In the past, I think, in part, Japan has developed this image or mindset that it is “another planet”, sophisticated in its own right but different from Europe or the US by either emphasizing its differences with them or by having those differences highlighted by others. But recently, with the rise of China and other countries, I think culture in Japan is being interpreted as being an extension of the European / US context. At least in the fashion world, I feel that it is being grouped with the “European / US side”. I do think that Tokyo’s men’s fashion is capturing a regular position in the world market, but many Japanese brands are in a medium between high fashion and street fashion, which is a market not yet established in Europe/US and, consequently, it’s creating such a category, but is not fully a member of the Europe / US side with the impact of the strong yen as well. It’s like being the “youngest baby of Europe / US”. But on the other hand, Japan also has the position of being the “eldest son of Asia”, and I think the Japanese themselves are now wondering which side they want to join.

Because it is a hybrid, it faces a dilemma of becoming stuck somewhere in between.

Yes. But I also think that this “somewhere in between” may be praised highly. For example, there is no comparison between Tokyo men’s brands and European high-end brands to begin with, but it may work to our advantage to counter top-class European/US brands by using the characteristics of Tokyo brands that takes creativity equal to high fashion and bring it down to street and casual products.
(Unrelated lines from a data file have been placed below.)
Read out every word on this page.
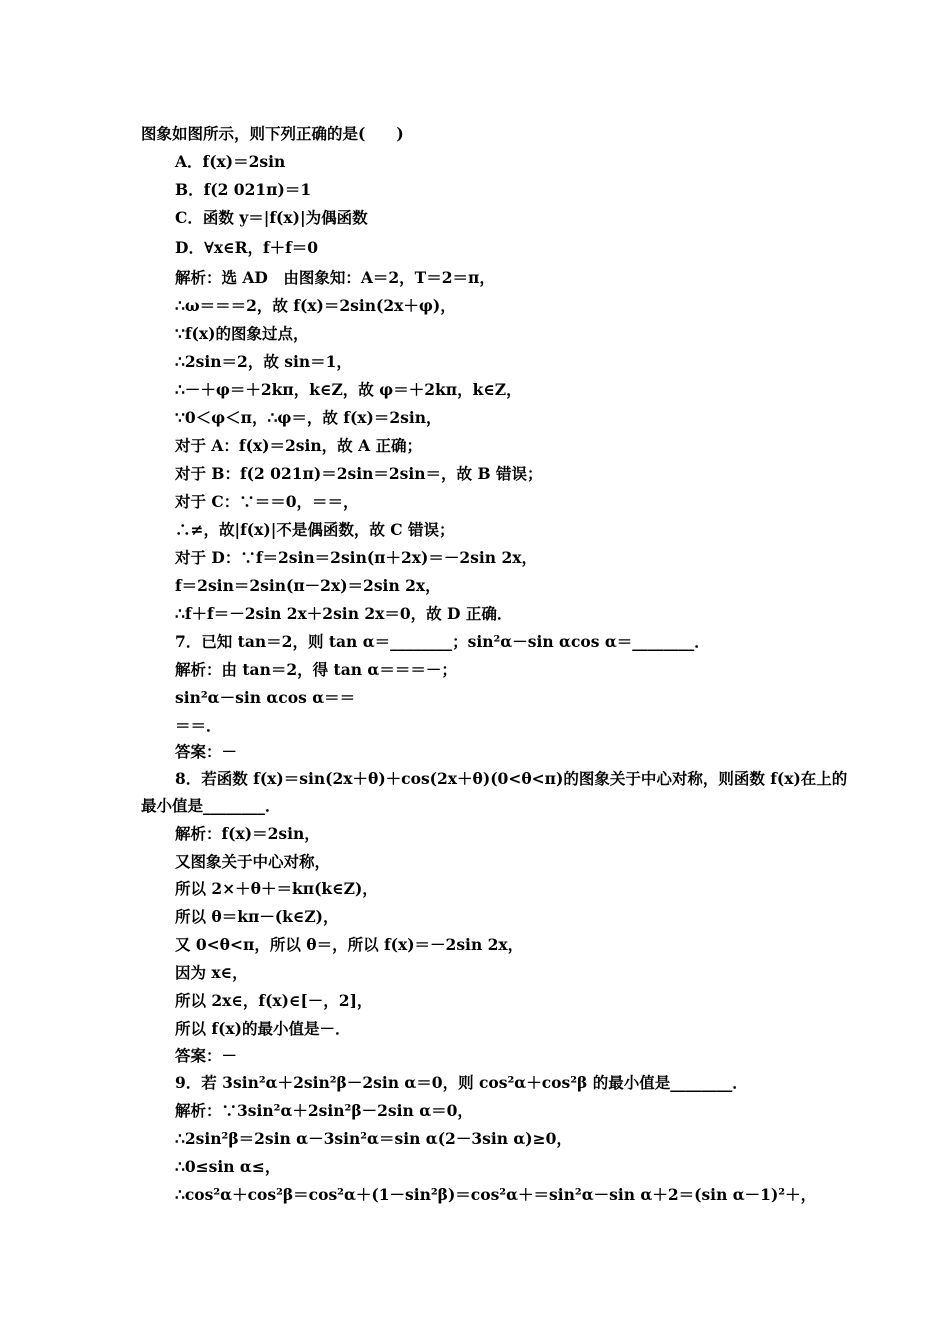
图象如图所示，则下列正确的是(　　)
A．f(x)＝2sin
B．f(2 021π)＝1
C．函数 y＝|f(x)|为偶函数
D．∀x∈R，f＋f＝0
解析：选 AD　由图象知：A＝2，T＝2＝π，
∴ω＝＝＝2，故 f(x)＝2sin(2x＋φ)，
∵f(x)的图象过点，
∴2sin＝2，故 sin＝1，
∴－＋φ＝＋2kπ，k∈Z，故 φ＝＋2kπ，k∈Z，
∵0＜φ＜π，∴φ＝，故 f(x)＝2sin，
对于 A：f(x)＝2sin，故 A 正确；
对于 B：f(2 021π)＝2sin＝2sin＝，故 B 错误；
对于 C：∵＝＝0，＝＝，
∴≠，故|f(x)|不是偶函数，故 C 错误；
对于 D：∵f＝2sin＝2sin(π＋2x)＝－2sin 2x，
f＝2sin＝2sin(π－2x)＝2sin 2x，
∴f＋f＝－2sin 2x＋2sin 2x＝0，故 D 正确．
7．已知 tan＝2，则 tan α＝________；sin²α－sin αcos α＝________．
解析：由 tan＝2，得 tan α＝＝＝－；
sin²α－sin αcos α＝＝
＝＝．
答案：－
8．若函数 f(x)＝sin(2x＋θ)＋cos(2x＋θ)(0<θ<π)的图象关于中心对称，则函数 f(x)在上的
最小值是________．
解析：f(x)＝2sin，
又图象关于中心对称，
所以 2×＋θ＋＝kπ(k∈Z)，
所以 θ＝kπ－(k∈Z)，
又 0<θ<π，所以 θ＝，所以 f(x)＝－2sin 2x，
因为 x∈，
所以 2x∈，f(x)∈[－，2]，
所以 f(x)的最小值是－．
答案：－
9．若 3sin²α＋2sin²β－2sin α＝0，则 cos²α＋cos²β 的最小值是________．
解析：∵3sin²α＋2sin²β－2sin α＝0，
∴2sin²β＝2sin α－3sin²α＝sin α(2－3sin α)≥0，
∴0≤sin α≤，
∴cos²α＋cos²β＝cos²α＋(1－sin²β)＝cos²α＋＝sin²α－sin α＋2＝(sin α－1)²＋，
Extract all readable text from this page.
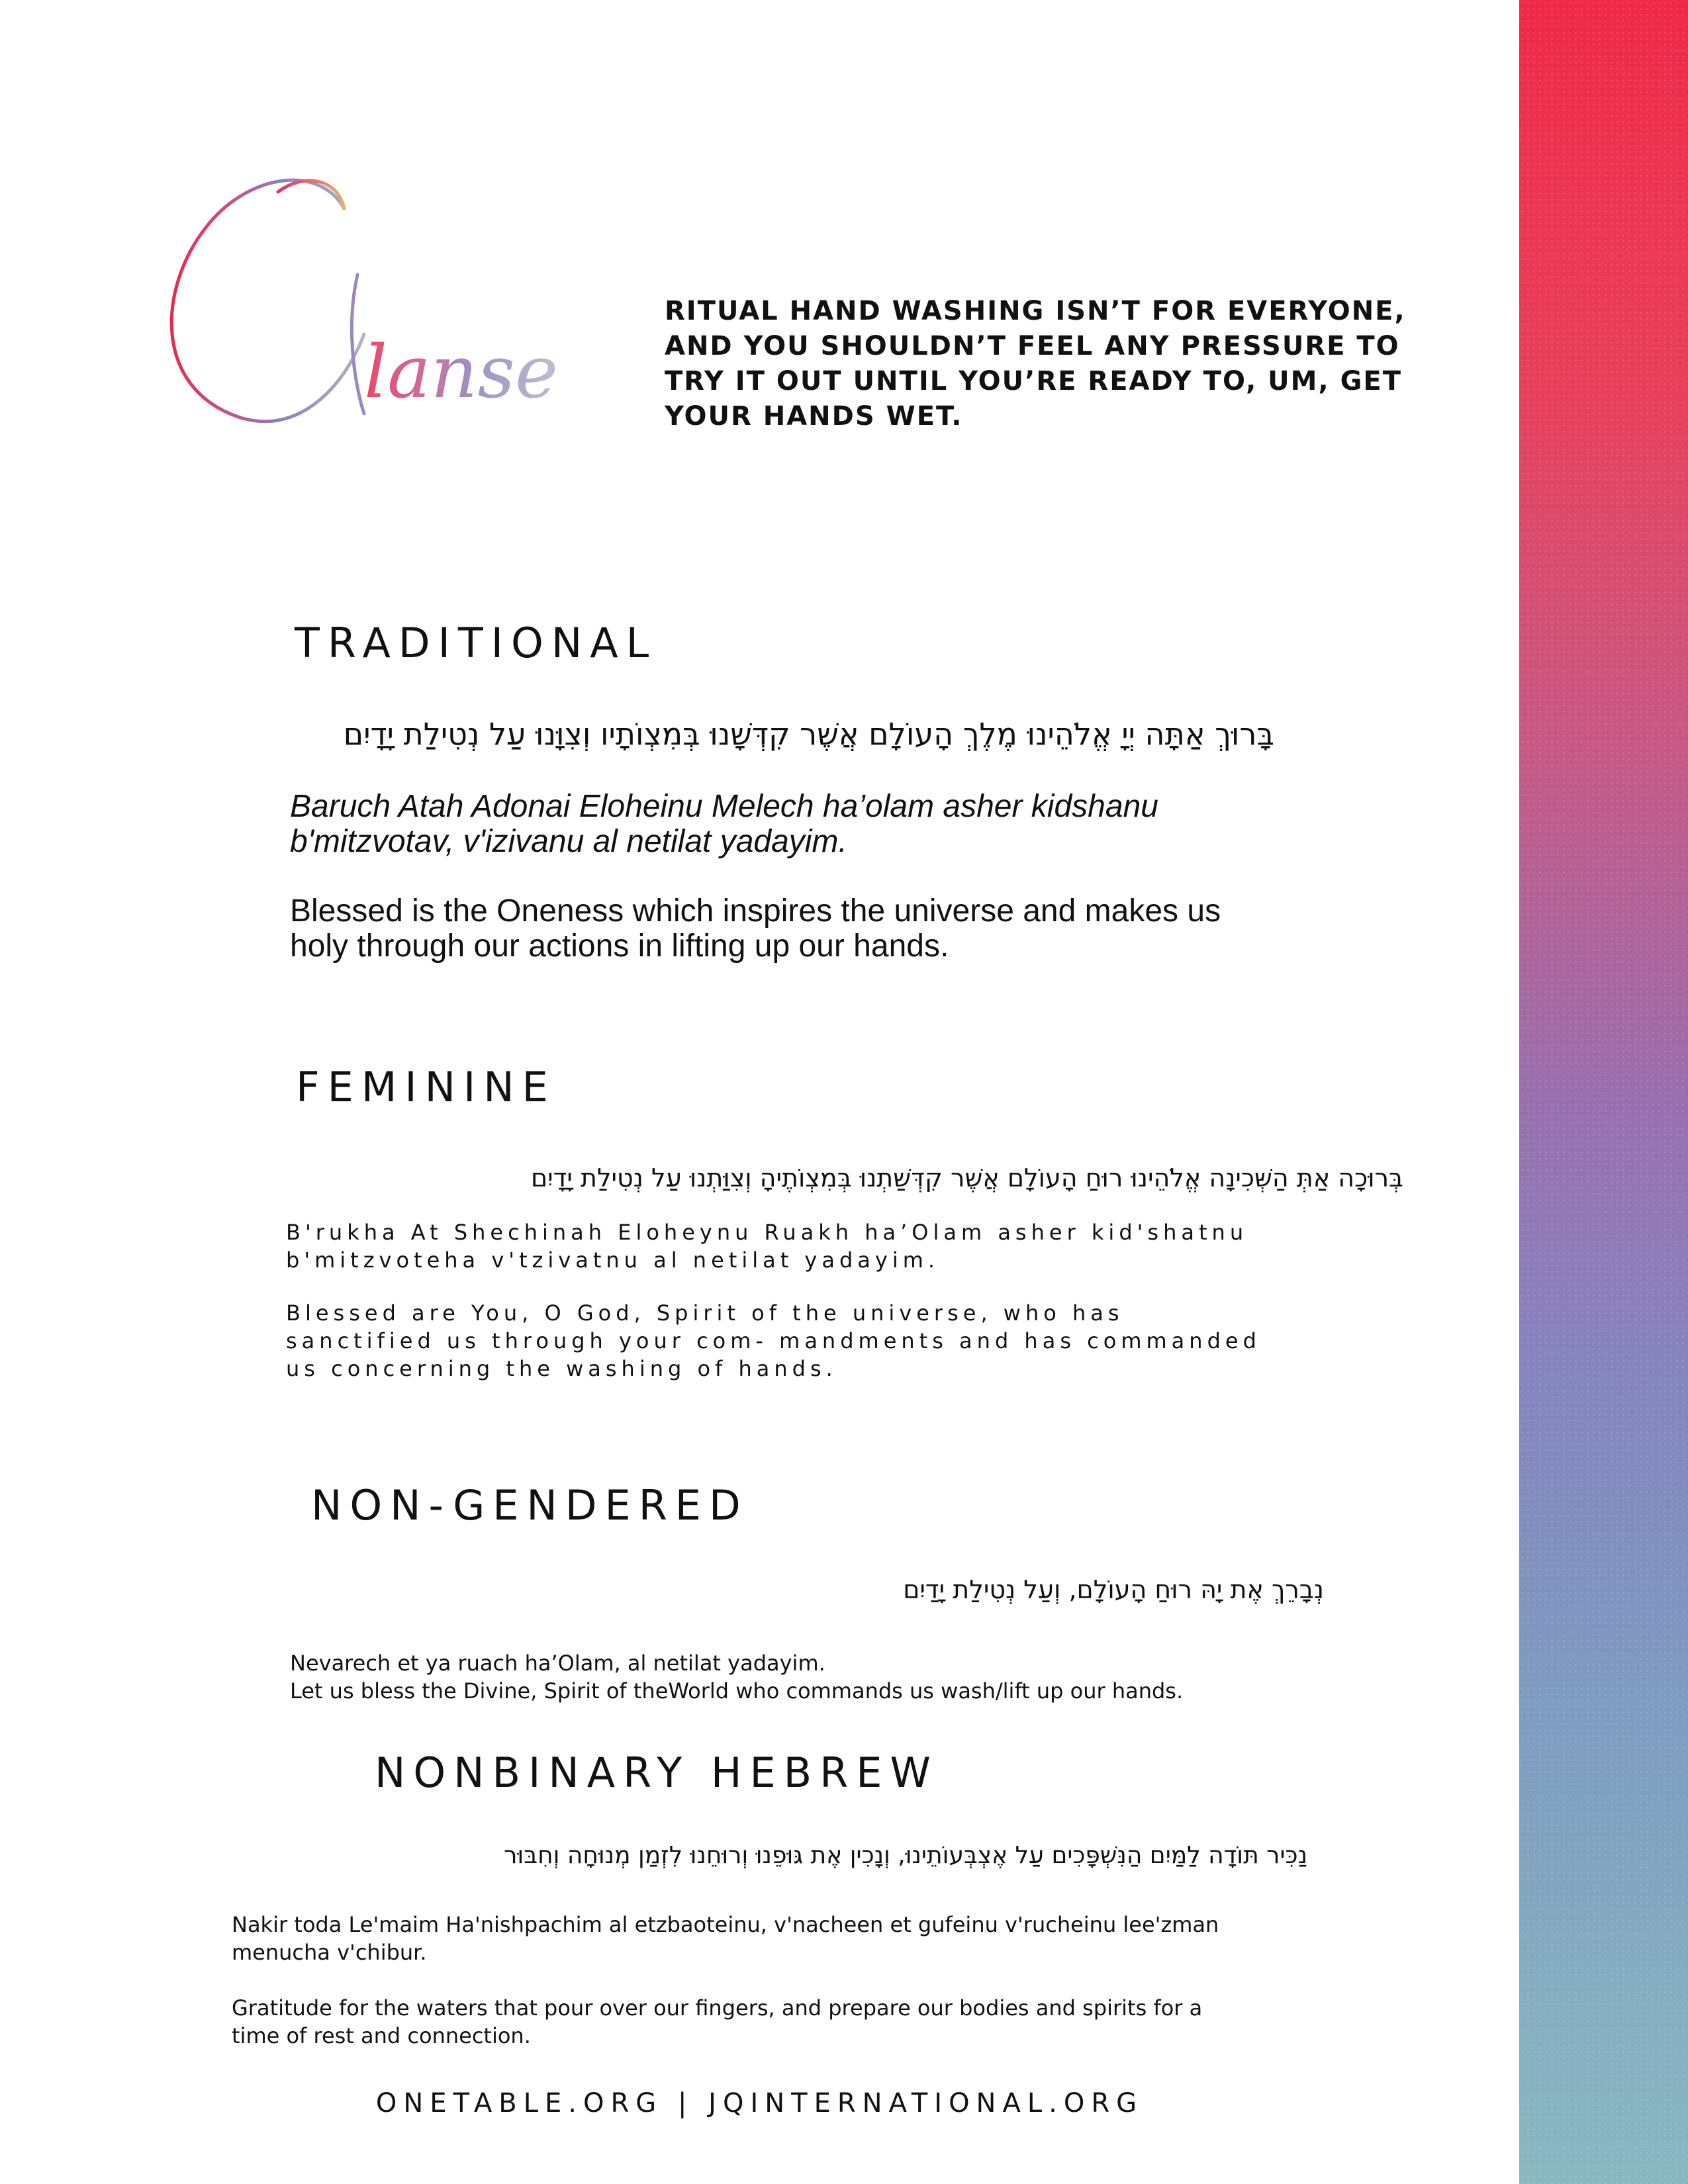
Cleanse lanse
RITUAL HAND WASHING ISN’T FOR EVERYONE, AND YOU SHOULDN’T FEEL ANY PRESSURE TO TRY IT OUT UNTIL YOU’RE READY TO, UM, GET YOUR HANDS WET.
TRADITIONAL
בָּרוּךְ אַתָּה יְיָ אֱלֹהֵינוּ מֶלֶךְ הָעוֹלָם אֲשֶׁר קִדְּשָׁנוּ בְּמִצְוֹתָיו וְצִוָּנוּ עַל נְטִילַת יָדָיִם
Baruch Atah Adonai Eloheinu Melech ha’olam asher kidshanu
b'mitzvotav, v'izivanu al netilat yadayim.
Blessed is the Oneness which inspires the universe and makes us
holy through our actions in lifting up our hands.
FEMININE
בְּרוּכָה אַתְּ הַשְּׁכִינָה אֱלֹהֵינוּ רוּחַ הָעוֹלָם אֲשֶׁר קִדְּשַׁתְנוּ בְּמִצְוֹתֶיהָ וְצִוַּתְנוּ עַל נְטִילַת יָדָיִם
B'rukha At Shechinah Eloheynu Ruakh ha’Olam asher kid'shatnu
b'mitzvoteha v'tzivatnu al netilat yadayim.
Blessed are You, O God, Spirit of the universe, who has
sanctified us through your com- mandments and has commanded
us concerning the washing of hands.
NON-GENDERED
נְבָרֵךְ אֶת יָהּ רוּחַ הָעוֹלָם, וְעַל נְטִילַת יָדַיִם
Nevarech et ya ruach ha’Olam, al netilat yadayim.
Let us bless the Divine, Spirit of theWorld who commands us wash/lift up our hands.
NONBINARY HEBREW
נַכִּיר תּוֹדָה לַמַּיִם הַנִּשְׁפָּכִים עַל אֶצְבְּעוֹתֵינוּ, וְנָכִין אֶת גּוּפֵנוּ וְרוּחֵנוּ לִזְמַן מְנוּחָה וְחִבּוּר
Nakir toda Le'maim Ha'nishpachim al etzbaoteinu, v'nacheen et gufeinu v'rucheinu lee'zman
menucha v'chibur.
Gratitude for the waters that pour over our fingers, and prepare our bodies and spirits for a
time of rest and connection.
ONETABLE.ORG | JQINTERNATIONAL.ORG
When I look at the world and the tangle of diverse values, I think there are less and less factors that prove that Paris mode is higher ranking than Tokyo street fashion. That’s why I think it’s interesting, and I’m very intrigued to see how designers will survive in this situation.

What do you think is important for creators to survive while the times change so dramatically?

What I feel has changed significantly recently is that no matter how famous a designer is, he / she is no longer up on a pedestal. This does not mean that they are valued less, but more significantly, that there is no random “mass” that is swept away in one specific direction. When so many things are fragmented as they are, if you try to wrap it up in one scarf, so much of it trickles away. Also, given this age where an unknown person with no normal media exposure tweets something, it spreads, and forms public opinion, it changes the positioning of creators that were influential. Not just in fashion, but this paradigm of charismatic individual vs. the masses has collapsed, and society has become flat. I think the creators that will survive will consciously engage such a society, break down the boundaries of genres or hierarchical structures, and think of how much of an impact they can have on society.

You participated in the talk show during the Mercedes-Benz Fashion Week Tokyo 2012 S/S event VERSUS TOKYO held last year October. Please share any comments about Tokyo Fashion Week if you have any.

I feel that if you are too insistent on Japanese brands or designers, it will actually be more difficult to highlight their uniqueness. For example, it would be interesting to invite brands from Paris or New York that are little known even in their own countries and showcase these new brands by not “reverse importing” but “reverse exporting”. Paris Fashion Week does not only show French brands. Having a runway show in Paris is a declaration of your intention to work in the historical and prestigious world of mode. Similarly, it would be interesting if brands would gather in Tokyo to declare their intention to work in an alternative position differing from the European mainstream.